As a researcher in this field, my message is CAUTION, CAUTION, CAUTION.
Single Studies: Beware
First of all, one single study rarely changes a previously held conclusion or a medical practice, like prescribing antidepressants to pregnant women. That’s not a bad thing. It’s a good thing. Scientists think of evidence as a “body of evidence,” because it’s always prudent to look at ALL the studies on a topic when drawing a conclusion or interpreting the meaning.
If we all changed medical practice based on one single study, we wouldn’t be doing our jobs well.
What is the “body of evidence” on the topic of antidepressants in pregnancy and autism spectrum disorders (ASD)? Mostly equivocal. That means that there are just about as many studies that show an association between antidepressants in pregnancy and ASD as those that do not. One more study, especially a well-done study like the one in JAMA Pediatrics, adds to the “body,” and is certainly something to take note of… but it doesn’t sway the balance of the evidence at this point.
Study Design and Study Quality
The JAMA Pediatrics study was a cohort study. It followed women who were pregnant through to when their children were 6 years old. Although this was a well-designed, high-quality cohort study, this kind of study is always flawed by the fact that it simply cannot account for all the other potential causes of autism. That means that we can never, with 100% certainty, say that antidepressants cause autism. There will always be other risk factors that we did not know about at the time of the study (and therefore didn’t take into account) or that the scientists couldn’t get information for. In the case of autism, we know so little about the risk factors that it is likely several risks were simply not accounted for in the study.
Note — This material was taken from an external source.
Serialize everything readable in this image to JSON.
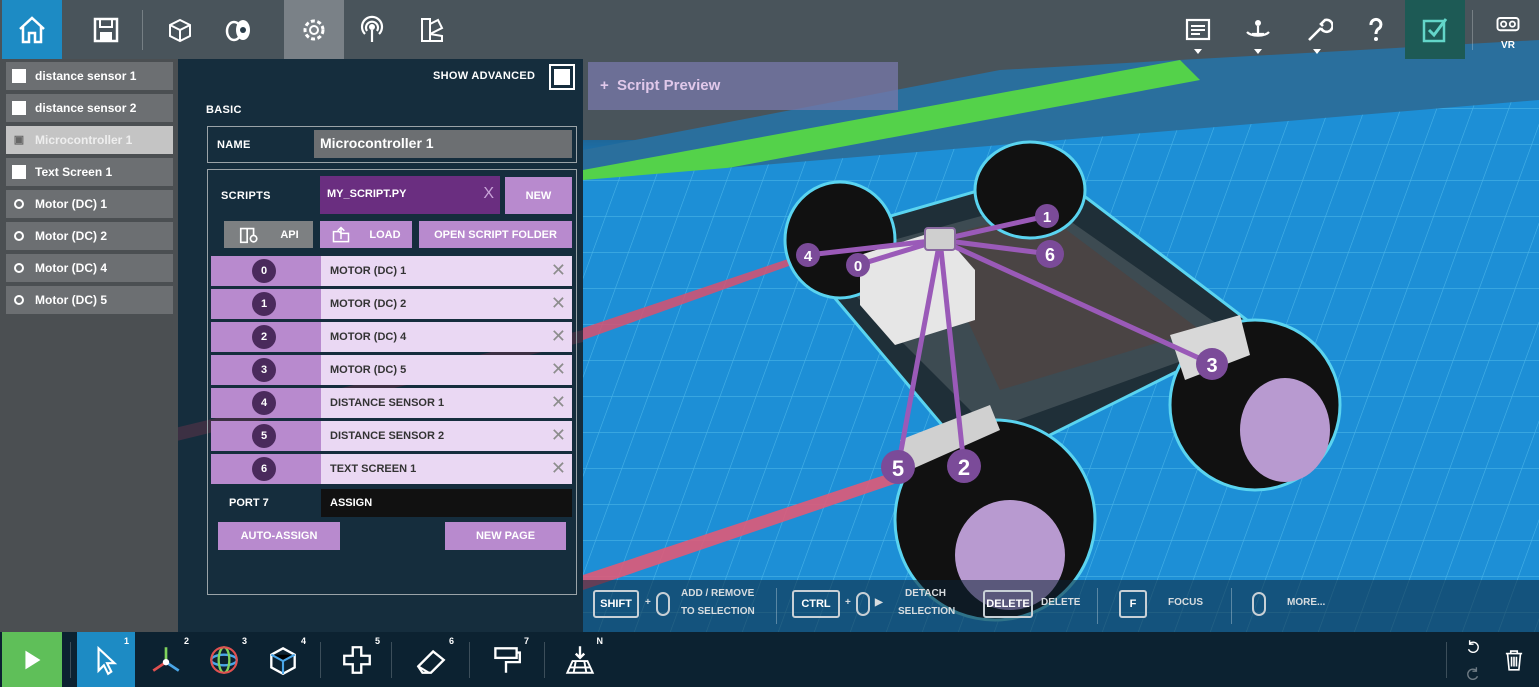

Perspective: How Many Children are Affected? How Big is the Risk?
Whenever we talk about the risk of a negative health outcome, such as autism spectrum disorder, we have to take a step back and ask how many individuals are affected. In this study, the medical records of 145,456 children were examined for a diagnosis of ASD. Less than 1% (0.7%) of children had such a diagnosis. Also, only 3% of women in the study were prescribed antidepressants.
Although some media venues have reported that the risk of ASD in this study is “large,” the magnitude of the risk is small. And, it’s likely that if other “missing” risk factors were included in the study, the risk would be smaller yet.
What the Study Did Not Tell Us: The Risk of Untreated Depression in Pregnancy
The JAMA Pediatrics study aimed to answer one question:
- If a woman takes antidepressants in pregnancy, does it increase the risk that her child will be diagnosed with an autism spectrum disorder?
It did not answer the other question that should be addressed in any studies looking at the potential risks of prenatal medication:
- What is the risk of NOT treating a woman for depression in pregnancy – to her and to her child?